Sorry to repost this again but I'm still not clear... Ok, so I have r1= 0.0254m, m1=0.730283 kg, r2= 0.152m and m2=157.850 kg... I calculated
(6.674E-11)(0.730283)(157.850)/(0.152m-0.0254m)^2 and I got 4.77E-7 and multiplyed it by 2 and then I got 9.54 E-7... Does this looks right?

Is that for part A?

Yes, the calculation you did is correct for part A of the question. The force of attraction between the larger and smaller balls can be found by using the equation F(r) = Gm1m2/r^2, where G is the gravitational constant.

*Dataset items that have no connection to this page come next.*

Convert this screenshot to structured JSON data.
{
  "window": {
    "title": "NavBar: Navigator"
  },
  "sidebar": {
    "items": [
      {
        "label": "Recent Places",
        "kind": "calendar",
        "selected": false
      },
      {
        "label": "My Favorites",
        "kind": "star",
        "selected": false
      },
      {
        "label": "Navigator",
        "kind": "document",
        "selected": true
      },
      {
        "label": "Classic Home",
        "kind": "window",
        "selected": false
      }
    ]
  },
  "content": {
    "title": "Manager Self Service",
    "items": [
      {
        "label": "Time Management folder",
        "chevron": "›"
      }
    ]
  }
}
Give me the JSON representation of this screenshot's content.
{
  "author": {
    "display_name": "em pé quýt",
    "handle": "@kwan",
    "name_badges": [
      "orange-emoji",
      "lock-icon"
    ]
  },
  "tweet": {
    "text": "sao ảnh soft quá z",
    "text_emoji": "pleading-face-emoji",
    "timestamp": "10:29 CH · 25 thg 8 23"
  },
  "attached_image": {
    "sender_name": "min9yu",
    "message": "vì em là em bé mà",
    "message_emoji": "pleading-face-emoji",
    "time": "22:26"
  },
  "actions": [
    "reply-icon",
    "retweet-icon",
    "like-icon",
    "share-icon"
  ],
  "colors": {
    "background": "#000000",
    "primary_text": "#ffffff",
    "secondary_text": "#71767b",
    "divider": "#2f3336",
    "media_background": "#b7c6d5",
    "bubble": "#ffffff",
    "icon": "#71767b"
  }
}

However, there is a mistake in the calculation. You need to square the difference in radii (r2-r1) in the denominator, not just the difference itself. So the correct calculation is:

F = (6.674E-11) * (0.730283) * (157.850) / ((0.152 - 0.0254)^2)

Evaluating this calculation will give you the force of attraction between the larger and smaller balls.

For part B of the question, they are asking you to compare the force of attraction between the larger and smaller balls to the weight of the small balls. To do this, you need to compare the force calculated in part A to the weight of one small ball.

The weight of one small ball can be found using the equation W = mg, where m is the mass of one small ball and g is the acceleration due to gravity, which is approximately 9.8 m/s^2.

So, multiply the mass of one small ball (0.730283 kg) by the acceleration due to gravity (9.8 m/s^2) to find the weight of one small ball.

Then, compare this weight to the force of attraction between the larger and smaller balls calculated in part A.